More and more messing with service fees
The Utrecht Home Rental Team is a part of Utrecht’s city council and was started with the goal of balancing out the costs of renting privately-owned rooms and homes and their quality. This is not limited to the basic rent, but also includes possible service fees a landlord may require. Landlords mess with these service fees more and more, according to the Rental Team. In some cases, people had to pay over 400 euros a month in service fees only. In 26 per cent of cases, the team advised students to have their landlords draft an annual financial statement detailing the service fees, and ] encouraged students to ask their money back if they’d paid too much in service fees. The two other actions most often recommended were: asking for lower rent (27 per cent) and asking the landlord for building maintenance (18 per cent).

The Utrecht Home Rental Team does not exclusively work based on tenants’ initiative, but also makes sure to check on landlords who have set their rents too high in the past. Of the five hundred addresses the Rental Team visited in 2016, ten per cent once again asked too much rent for their property. Landlords raise the rent when a new tenant moves in.
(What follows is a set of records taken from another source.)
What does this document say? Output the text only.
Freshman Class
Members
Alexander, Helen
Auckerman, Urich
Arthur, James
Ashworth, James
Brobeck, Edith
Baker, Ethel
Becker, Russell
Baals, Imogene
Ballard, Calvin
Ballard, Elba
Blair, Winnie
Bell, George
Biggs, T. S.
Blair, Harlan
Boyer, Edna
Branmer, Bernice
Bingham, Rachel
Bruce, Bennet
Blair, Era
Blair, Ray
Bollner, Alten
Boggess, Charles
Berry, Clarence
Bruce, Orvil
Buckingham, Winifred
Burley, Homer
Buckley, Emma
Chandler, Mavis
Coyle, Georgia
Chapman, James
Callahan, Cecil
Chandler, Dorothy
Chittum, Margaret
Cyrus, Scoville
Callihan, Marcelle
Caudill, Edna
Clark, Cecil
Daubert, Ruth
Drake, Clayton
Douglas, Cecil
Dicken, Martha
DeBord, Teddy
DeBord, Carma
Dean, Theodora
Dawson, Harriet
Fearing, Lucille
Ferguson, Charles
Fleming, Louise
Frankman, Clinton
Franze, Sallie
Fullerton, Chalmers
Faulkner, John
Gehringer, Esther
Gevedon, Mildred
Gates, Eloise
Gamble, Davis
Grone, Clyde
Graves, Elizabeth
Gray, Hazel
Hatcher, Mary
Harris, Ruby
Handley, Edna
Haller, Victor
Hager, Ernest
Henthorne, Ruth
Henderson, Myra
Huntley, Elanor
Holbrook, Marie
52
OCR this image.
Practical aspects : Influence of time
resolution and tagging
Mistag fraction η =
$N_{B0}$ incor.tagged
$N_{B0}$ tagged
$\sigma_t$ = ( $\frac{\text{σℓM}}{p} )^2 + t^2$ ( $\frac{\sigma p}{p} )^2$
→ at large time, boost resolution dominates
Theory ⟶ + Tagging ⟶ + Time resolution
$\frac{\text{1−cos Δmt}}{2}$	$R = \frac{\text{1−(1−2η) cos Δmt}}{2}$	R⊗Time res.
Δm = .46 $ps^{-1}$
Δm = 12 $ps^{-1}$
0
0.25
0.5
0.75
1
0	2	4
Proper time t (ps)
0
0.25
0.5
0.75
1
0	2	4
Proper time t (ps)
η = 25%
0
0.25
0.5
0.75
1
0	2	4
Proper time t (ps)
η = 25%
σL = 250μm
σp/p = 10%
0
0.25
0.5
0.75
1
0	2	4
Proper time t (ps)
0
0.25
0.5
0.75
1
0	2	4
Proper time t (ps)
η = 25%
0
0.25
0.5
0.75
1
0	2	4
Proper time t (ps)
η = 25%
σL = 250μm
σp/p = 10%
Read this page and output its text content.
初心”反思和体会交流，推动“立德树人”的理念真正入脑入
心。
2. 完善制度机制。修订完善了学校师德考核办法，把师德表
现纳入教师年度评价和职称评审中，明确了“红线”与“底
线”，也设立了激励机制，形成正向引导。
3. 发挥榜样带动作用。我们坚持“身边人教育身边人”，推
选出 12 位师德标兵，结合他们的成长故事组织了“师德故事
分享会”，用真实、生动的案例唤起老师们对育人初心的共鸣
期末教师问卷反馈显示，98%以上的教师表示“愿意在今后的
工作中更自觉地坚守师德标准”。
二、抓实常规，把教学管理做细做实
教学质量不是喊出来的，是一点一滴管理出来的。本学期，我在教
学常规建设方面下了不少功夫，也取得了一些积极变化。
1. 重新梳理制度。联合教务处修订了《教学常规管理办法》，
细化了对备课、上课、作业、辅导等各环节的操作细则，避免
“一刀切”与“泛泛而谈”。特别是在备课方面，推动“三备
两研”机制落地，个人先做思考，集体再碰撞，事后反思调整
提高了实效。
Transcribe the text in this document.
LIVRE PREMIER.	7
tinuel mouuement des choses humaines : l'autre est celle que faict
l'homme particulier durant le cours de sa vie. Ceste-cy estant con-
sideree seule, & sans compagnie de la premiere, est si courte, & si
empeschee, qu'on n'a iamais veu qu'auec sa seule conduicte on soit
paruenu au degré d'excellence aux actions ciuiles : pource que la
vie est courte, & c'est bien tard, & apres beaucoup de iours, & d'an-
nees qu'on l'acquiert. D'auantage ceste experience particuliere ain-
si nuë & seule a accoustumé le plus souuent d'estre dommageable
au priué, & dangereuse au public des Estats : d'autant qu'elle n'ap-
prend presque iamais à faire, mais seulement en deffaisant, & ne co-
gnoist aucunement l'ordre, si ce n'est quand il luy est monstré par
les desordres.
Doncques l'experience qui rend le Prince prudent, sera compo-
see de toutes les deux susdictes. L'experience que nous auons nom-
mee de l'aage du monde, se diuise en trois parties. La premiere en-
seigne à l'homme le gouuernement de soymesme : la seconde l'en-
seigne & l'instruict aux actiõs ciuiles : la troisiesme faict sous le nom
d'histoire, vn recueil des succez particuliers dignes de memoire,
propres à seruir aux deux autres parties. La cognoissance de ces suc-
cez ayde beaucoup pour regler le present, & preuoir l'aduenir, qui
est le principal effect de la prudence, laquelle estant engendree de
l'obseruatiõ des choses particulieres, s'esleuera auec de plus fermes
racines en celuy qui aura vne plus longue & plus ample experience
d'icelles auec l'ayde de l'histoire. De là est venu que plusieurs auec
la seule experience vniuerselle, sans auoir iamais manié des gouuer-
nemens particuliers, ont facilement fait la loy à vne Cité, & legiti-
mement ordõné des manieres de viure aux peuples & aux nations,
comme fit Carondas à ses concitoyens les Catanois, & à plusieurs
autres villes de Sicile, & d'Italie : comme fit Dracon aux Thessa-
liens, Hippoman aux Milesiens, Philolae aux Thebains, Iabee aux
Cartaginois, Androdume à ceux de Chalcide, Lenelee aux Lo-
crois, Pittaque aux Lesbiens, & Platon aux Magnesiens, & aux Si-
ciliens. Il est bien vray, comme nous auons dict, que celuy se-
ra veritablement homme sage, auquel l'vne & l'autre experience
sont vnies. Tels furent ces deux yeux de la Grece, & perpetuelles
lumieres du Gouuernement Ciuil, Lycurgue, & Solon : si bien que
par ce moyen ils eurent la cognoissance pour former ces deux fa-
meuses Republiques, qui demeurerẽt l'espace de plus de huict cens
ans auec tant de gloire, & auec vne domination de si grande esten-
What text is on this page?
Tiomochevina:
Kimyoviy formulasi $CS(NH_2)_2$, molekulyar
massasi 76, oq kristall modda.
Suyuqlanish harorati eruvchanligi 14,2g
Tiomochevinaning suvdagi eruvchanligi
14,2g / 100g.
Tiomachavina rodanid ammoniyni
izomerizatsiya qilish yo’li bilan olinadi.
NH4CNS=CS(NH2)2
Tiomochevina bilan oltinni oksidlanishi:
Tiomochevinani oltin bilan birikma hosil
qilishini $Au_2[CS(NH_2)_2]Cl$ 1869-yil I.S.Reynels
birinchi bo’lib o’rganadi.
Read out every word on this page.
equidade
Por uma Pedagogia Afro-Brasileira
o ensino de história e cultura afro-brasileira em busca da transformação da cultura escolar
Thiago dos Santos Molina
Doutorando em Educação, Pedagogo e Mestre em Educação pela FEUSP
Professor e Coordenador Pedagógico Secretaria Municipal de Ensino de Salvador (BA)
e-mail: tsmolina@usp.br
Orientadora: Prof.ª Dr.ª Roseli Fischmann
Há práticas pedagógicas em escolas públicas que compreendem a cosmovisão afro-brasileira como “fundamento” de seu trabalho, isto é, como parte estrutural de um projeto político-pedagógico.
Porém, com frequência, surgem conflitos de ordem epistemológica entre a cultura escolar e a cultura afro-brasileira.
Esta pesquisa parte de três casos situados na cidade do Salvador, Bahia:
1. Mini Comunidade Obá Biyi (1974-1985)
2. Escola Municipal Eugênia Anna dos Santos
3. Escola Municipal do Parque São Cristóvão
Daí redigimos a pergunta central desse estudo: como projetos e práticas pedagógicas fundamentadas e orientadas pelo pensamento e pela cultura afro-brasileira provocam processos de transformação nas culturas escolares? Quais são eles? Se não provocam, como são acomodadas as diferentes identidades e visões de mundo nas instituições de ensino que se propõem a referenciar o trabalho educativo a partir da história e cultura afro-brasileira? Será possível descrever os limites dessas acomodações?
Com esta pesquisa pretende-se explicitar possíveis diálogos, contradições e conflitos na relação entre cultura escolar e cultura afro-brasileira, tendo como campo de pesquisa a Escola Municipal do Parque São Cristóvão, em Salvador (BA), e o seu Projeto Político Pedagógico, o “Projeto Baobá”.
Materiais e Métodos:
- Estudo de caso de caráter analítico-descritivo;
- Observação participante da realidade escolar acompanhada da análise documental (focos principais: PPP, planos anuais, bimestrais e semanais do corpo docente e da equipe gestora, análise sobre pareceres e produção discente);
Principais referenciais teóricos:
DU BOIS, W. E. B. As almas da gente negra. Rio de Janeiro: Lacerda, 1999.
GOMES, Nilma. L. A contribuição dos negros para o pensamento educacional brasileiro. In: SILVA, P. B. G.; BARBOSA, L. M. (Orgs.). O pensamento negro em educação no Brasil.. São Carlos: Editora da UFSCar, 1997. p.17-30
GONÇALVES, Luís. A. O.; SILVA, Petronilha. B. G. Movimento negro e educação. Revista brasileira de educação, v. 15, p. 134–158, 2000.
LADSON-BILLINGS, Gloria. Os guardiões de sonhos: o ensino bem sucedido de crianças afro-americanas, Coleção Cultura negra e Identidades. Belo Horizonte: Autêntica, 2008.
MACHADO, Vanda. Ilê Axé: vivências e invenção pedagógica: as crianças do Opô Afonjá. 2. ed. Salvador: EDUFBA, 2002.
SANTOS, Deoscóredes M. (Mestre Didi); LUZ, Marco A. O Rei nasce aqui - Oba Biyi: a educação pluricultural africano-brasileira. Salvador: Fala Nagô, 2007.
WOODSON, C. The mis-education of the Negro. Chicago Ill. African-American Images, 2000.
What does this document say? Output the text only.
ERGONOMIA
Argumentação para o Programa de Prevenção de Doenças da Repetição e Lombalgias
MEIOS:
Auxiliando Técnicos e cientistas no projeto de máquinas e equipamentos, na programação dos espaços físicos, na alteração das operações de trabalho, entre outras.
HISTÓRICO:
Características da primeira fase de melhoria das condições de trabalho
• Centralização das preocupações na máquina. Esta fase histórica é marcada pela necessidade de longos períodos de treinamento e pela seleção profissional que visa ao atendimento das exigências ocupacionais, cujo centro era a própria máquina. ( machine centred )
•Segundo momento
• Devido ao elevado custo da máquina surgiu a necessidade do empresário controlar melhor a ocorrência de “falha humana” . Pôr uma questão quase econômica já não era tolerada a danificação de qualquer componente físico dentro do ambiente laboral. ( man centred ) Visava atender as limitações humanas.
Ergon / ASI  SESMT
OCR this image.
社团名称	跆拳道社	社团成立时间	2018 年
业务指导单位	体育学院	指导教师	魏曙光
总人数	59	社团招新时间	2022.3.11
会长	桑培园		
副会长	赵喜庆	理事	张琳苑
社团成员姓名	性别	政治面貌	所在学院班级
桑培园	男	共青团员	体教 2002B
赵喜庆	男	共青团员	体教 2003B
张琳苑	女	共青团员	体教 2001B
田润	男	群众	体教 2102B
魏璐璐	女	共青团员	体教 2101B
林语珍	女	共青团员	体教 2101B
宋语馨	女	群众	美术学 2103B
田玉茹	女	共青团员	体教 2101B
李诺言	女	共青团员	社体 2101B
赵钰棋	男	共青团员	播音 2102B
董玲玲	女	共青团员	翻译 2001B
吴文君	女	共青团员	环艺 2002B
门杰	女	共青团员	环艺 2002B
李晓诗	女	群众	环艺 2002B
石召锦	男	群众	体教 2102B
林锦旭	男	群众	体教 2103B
Seventeen tenants intimidated
Seventy per cent of students decided, based on the Rental Team’s advice, to take action and contact their landlords. The others didn’t. Reasons for non-action included planning to move soon, or fearing problems after a confrontation with their landlord. It’s a realistic fear: seventeen tenants reported that they’d been intimidated by their landlord. Some were threatened with eviction or bully-like behavior such as cutting off the internet, gas, electricity and/or water, or even breaking and entering. Some were faced with suspicious-looking people hanging around near the house after complaining to the owner. At least half of the students who were intimidated, moved.